Tobias is skeptical that Defense could resurrect the pay pool system used to allocate raises under NSPS in its current form. That approach requires managers to submit their ratings to a panel for review. The panels then allocate the pool of money they have been given to employees based on a share system. The system has been plagued with allegations of bias and concerns that the panels undermine managers' authority.
"The pay pool system that was implemented in DoD really can't be fixed in the current way it's done," he says. "It's not transparent, it's not understandable. Most importantly, there's no evidence that the system motivated people to increase their performance. That's why you do all this work, and there's no evidence that occurred."
Curry says the NSPS program office is focused largely on how to get employees back into their old systems and is only at the early stages of examining the other requirements and options written into the authorization bill.
Gage says he intends to stay on guard in case the Defense Department tries to re-create NSPS by other means. "They might come back with something that's like ice cream. It might be good," he says. "I tend to doubt it."

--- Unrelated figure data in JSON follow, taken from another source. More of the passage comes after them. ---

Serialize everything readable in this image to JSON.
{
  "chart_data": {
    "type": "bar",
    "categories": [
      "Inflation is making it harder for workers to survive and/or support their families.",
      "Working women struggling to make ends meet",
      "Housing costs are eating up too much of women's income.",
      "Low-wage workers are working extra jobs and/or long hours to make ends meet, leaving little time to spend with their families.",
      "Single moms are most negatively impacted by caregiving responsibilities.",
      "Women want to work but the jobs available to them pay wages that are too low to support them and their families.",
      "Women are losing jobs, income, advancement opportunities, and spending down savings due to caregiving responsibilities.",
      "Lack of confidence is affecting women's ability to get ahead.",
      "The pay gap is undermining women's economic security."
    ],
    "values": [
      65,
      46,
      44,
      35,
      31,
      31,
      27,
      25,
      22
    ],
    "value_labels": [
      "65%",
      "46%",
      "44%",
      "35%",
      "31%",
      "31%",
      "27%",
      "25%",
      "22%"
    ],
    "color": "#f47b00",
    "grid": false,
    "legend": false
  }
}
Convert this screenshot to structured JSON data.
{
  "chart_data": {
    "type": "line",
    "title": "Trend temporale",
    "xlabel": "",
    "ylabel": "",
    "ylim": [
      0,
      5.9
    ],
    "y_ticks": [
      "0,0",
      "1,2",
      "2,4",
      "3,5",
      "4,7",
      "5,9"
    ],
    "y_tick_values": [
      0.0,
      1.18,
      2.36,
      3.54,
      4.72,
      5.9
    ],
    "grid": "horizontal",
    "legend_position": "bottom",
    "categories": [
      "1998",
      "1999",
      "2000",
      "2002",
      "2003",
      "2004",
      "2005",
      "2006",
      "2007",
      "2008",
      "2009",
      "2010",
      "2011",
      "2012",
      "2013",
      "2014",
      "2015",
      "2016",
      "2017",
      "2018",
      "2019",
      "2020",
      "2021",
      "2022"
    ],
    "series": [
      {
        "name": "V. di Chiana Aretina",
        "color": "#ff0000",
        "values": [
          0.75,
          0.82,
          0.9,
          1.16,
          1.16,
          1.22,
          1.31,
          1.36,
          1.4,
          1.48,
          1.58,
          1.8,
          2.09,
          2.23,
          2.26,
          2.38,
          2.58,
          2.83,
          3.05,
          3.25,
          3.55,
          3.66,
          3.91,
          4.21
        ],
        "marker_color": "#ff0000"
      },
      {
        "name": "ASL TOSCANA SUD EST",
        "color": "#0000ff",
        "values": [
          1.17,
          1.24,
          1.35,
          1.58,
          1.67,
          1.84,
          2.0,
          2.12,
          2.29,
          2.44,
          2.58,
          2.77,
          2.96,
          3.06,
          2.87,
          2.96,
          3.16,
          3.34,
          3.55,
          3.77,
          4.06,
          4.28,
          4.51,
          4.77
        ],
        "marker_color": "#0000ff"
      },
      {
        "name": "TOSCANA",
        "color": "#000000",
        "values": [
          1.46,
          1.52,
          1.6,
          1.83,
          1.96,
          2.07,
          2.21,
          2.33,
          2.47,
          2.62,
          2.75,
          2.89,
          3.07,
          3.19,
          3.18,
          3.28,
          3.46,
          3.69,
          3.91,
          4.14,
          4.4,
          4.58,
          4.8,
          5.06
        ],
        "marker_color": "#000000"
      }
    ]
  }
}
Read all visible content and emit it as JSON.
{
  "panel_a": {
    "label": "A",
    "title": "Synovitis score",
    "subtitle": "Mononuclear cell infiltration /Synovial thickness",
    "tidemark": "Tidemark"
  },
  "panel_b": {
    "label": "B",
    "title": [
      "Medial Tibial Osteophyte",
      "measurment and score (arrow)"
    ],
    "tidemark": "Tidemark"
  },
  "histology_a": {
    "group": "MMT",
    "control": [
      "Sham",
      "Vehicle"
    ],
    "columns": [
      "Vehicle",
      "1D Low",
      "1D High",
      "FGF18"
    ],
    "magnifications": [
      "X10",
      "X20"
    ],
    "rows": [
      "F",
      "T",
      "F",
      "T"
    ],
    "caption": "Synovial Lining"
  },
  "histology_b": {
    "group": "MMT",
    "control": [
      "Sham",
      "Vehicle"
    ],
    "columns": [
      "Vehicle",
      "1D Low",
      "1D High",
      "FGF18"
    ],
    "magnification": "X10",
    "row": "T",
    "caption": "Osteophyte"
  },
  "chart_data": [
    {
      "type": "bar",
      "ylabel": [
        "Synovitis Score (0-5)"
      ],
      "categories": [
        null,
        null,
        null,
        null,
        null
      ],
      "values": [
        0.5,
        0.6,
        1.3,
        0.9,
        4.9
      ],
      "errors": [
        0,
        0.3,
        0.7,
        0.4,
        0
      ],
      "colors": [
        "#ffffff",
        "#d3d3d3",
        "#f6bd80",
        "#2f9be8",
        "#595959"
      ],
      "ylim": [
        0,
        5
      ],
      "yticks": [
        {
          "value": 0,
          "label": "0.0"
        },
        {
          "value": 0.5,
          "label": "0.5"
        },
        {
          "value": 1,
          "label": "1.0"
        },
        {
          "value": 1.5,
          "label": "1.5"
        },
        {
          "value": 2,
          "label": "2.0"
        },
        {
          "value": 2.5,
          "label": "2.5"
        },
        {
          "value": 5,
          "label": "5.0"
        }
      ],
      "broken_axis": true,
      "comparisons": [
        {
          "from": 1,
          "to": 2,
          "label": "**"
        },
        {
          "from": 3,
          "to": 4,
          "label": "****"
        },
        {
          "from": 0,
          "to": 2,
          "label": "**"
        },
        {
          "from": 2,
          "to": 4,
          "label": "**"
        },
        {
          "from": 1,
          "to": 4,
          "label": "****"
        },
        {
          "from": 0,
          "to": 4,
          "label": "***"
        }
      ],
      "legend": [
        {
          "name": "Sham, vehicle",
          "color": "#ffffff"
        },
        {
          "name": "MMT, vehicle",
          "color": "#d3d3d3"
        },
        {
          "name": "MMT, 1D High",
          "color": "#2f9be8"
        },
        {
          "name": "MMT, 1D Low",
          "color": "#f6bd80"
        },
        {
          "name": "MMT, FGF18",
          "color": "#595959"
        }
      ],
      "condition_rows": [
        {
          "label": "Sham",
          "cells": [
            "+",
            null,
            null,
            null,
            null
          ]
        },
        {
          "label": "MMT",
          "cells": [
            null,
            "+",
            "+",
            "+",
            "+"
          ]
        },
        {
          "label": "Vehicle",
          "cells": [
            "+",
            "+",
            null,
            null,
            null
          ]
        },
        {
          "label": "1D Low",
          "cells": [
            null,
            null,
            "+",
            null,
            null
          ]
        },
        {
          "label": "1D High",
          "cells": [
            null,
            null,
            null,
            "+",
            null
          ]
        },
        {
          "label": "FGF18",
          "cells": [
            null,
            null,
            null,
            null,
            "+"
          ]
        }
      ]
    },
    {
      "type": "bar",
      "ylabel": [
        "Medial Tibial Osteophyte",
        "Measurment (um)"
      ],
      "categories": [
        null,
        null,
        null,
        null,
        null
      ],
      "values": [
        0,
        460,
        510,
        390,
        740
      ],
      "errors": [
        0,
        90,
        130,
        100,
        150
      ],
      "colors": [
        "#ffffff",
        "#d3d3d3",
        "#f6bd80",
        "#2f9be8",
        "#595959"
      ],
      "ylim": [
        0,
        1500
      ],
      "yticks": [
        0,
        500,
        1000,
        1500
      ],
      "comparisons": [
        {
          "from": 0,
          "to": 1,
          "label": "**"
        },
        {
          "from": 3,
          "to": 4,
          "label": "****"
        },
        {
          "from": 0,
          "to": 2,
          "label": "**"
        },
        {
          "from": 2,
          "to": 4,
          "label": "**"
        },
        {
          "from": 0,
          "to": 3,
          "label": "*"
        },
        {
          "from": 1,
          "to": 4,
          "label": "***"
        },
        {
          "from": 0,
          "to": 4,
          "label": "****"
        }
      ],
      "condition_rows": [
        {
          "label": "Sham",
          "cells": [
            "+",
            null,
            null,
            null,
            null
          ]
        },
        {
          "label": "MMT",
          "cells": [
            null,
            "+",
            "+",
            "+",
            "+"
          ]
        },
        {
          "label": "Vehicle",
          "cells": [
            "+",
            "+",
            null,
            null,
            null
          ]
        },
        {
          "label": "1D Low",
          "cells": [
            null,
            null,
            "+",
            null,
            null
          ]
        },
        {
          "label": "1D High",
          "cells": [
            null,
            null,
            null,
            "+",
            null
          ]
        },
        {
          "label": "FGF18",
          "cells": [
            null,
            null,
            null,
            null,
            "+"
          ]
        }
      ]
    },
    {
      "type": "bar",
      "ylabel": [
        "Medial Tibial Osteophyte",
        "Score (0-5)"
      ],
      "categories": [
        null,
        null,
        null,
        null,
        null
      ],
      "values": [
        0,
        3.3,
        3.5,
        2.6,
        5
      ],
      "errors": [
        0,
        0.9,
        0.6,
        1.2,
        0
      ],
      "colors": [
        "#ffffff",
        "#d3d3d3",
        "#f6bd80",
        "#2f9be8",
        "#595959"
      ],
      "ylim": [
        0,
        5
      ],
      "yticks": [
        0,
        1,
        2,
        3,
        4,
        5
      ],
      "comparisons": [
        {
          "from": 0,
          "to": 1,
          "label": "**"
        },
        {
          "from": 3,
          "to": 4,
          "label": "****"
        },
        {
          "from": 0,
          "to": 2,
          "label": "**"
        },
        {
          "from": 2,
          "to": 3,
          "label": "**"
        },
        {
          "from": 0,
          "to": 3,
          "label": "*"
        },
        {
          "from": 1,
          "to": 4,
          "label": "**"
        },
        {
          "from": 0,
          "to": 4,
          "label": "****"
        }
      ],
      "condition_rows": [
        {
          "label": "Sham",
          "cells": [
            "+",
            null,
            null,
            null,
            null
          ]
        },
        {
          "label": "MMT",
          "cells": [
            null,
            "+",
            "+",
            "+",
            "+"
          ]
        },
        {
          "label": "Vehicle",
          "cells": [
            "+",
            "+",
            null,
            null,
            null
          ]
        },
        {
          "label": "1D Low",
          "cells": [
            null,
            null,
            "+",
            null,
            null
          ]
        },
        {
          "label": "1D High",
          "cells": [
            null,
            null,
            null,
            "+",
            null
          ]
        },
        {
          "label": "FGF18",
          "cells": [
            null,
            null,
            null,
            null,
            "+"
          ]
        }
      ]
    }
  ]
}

Not all observers are inclined to view what comes next for Defense personnel policy with the same suspicion Gage does. Indeed, it seems the legal repeal of the National Security Personnel System might have been the end of a heated battle. But it is the beginning of a long and complicated process, one with implications far beyond the 200,000 employees whose pay and evaluations are most directly affected.
Recently, the Office of Personnel Management has been focused on significant changes to the federal hiring and recruitment system, veterans' preference initiatives, and campaigns to improve the health and wellness of federal employees. But the timelines established by the Defense authorization act push performance management, something Berry describes as a long-term goal, to the front burner of federal personnel policy. The supposedly simple act of reversing NSPS is raising complicated questions about how well-suited the federal government's largest pay and classification system is to the way agencies operate today.
Over the next two years, NSPS employees might return to their old pay systems. But before they settle in, it's possible they-along with workers in the rest of government-will set off into dramatically different personnel territory. NSPS might be dead, but its repeal cleared the path down which they'll walk.